1) After _lots_ of staring at the cscope code and the inverted indices it generates I noticed it subtly corrupts the inverted its indices (on x86_64).
2) Some background:
- the index consist of blocks of 16384 bytes.
- each blocks starts with a 3 longs sized header:
* number of terms in this block
* number of next block
* number of previous block
- this is followed by a list (number of terms long) of entries, of size 2 long. These entries contain (amongst other things) the offset to an entry in the next list.
- this next list (also number of terms long) contains the strings of these terms and their offset in the postings file (ie, cscope.po.out)
The first list grows up, the second list grows down. Due to errors in the handling of x86_64's long size these two lists end up overwriting each other. Net effect: some terms are not properly indexed.
3) I'll also attach two patches that (together) seem to fix this issue.
--- Additional comment from email@example.com on 2012-07-04 08:50:26 EDT ---
Created attachment 596212 [details]
simple parse of inverted index file (cscope.in.out)
Usage: perl index.pl cscope.in.out
--- Additional comment from firstname.lastname@example.org on 2012-07-04 08:55:48 EDT ---
Created attachment 596217 [details]
fix code that is fairly obviously wrond on x86_64
0) This patch fixes code (and some comments) that is fairly obviously wrong. "amtused" (amount used?) starts at 16 (3 * 4 plus 4 for security). I suggest changing this to simply 3 * sizeof(long).
1) So this also drops the security margin: that shouldn't be necessary.
2) Comments welcome.
3) I'd be happy to turn this into a proper patch after review. (Does cscope have a git repo?)
--- Additional comment from email@example.com on 2012-07-04 09:07:28 EDT ---
Created attachment 596219 [details]
fix code that is apparently also incorrect
0) The previous patch in itself doesn't fix all corruption. Some further staring at the code suggested this patch, which simply changes another suspicious magic constant at a strategic spot. (The spot were the code somehow manages to remove the last term from a block, ie drop the term that would be too large to also fit in that block.)

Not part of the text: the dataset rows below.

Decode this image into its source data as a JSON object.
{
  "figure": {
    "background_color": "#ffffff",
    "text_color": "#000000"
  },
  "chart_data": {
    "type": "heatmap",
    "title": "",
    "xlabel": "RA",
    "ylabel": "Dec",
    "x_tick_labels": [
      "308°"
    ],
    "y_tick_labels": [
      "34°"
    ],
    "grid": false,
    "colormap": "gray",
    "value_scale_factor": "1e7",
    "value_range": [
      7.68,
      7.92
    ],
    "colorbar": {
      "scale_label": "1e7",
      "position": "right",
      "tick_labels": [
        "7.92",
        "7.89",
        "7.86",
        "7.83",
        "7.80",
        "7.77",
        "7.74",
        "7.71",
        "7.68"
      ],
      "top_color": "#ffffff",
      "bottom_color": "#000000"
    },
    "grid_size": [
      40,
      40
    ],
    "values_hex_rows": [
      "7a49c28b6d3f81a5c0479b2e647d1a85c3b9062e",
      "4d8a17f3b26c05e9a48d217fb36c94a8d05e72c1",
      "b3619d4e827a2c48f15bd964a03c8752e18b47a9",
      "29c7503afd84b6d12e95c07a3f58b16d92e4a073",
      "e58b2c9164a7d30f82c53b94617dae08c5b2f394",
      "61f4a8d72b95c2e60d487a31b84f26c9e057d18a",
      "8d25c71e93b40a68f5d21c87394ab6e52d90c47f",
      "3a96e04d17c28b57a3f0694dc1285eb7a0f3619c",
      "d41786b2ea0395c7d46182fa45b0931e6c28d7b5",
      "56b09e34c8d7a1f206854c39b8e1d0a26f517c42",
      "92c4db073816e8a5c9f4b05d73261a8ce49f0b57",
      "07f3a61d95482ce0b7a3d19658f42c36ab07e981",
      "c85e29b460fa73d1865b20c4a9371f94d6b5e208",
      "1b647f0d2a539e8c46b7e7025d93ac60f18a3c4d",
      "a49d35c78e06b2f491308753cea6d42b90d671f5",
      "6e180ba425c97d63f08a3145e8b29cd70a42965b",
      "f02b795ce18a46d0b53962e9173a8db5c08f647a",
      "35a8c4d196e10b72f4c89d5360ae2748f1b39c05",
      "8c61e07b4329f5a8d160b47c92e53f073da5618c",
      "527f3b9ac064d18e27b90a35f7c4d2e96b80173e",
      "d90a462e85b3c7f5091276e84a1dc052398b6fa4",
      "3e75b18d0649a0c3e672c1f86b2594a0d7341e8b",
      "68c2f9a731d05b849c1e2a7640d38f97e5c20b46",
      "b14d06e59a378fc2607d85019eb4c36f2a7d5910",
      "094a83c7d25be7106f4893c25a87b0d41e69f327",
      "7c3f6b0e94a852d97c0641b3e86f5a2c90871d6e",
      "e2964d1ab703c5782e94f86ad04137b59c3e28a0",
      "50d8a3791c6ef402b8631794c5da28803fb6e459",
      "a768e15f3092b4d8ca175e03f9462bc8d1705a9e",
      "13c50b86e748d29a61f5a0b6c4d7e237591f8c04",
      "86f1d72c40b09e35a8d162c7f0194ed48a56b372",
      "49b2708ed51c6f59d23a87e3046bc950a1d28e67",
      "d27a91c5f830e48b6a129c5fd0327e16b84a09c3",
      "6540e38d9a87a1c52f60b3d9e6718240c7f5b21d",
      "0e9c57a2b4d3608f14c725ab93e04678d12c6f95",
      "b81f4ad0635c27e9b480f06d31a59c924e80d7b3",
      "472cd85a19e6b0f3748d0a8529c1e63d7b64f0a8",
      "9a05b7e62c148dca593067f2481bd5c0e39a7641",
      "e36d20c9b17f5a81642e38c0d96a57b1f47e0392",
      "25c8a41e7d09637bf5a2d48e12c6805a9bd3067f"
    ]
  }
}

1) This code seems to work. I'm far from sure why. To become sure requires in depth analysis of invmake() and invnewterm(). But I happen to value my sanity. So chances are I will not be a to do that analysis...
2) Review appreciated.
--- Additional comment from firstname.lastname@example.org on 2012-07-04 13:02:45 EDT ---
thanks, I'll take a look at this tomorrow!
--- Additional comment from email@example.com on 2012-07-10 15:57:26 EDT ---
Paul, I've loked at your code and all your changes look reasonable to me. When cscope was written back in Bell labs in the 80's I imagine no one ever thought that longs would be more than 4 bytes.
I've been meaning to convert the cscope tree from cvs to git forever now, but for now you can browse the upstream source at sourceforge (http://cscope.sourceforge.net). i'll integrate these patches as they are upstream and pull them back to fedora shortly. Thanks!
cscope-15.8-2.fc17 has been submitted as an update for Fedora 17.
* should fix your issue,
* was pushed to the Fedora 17 testing repository,
* should be available at your local mirror within two days.
Update it with:
# su -c 'yum update --enablerepo=updates-testing cscope-15.8-2.fc17'
as soon as you are able to.
Please go to the following url:
then log in and leave karma (feedback).
cscope-15.8-2.fc17 has been pushed to the Fedora 17 stable repository. If problems still persist, please make note of it in this bug report.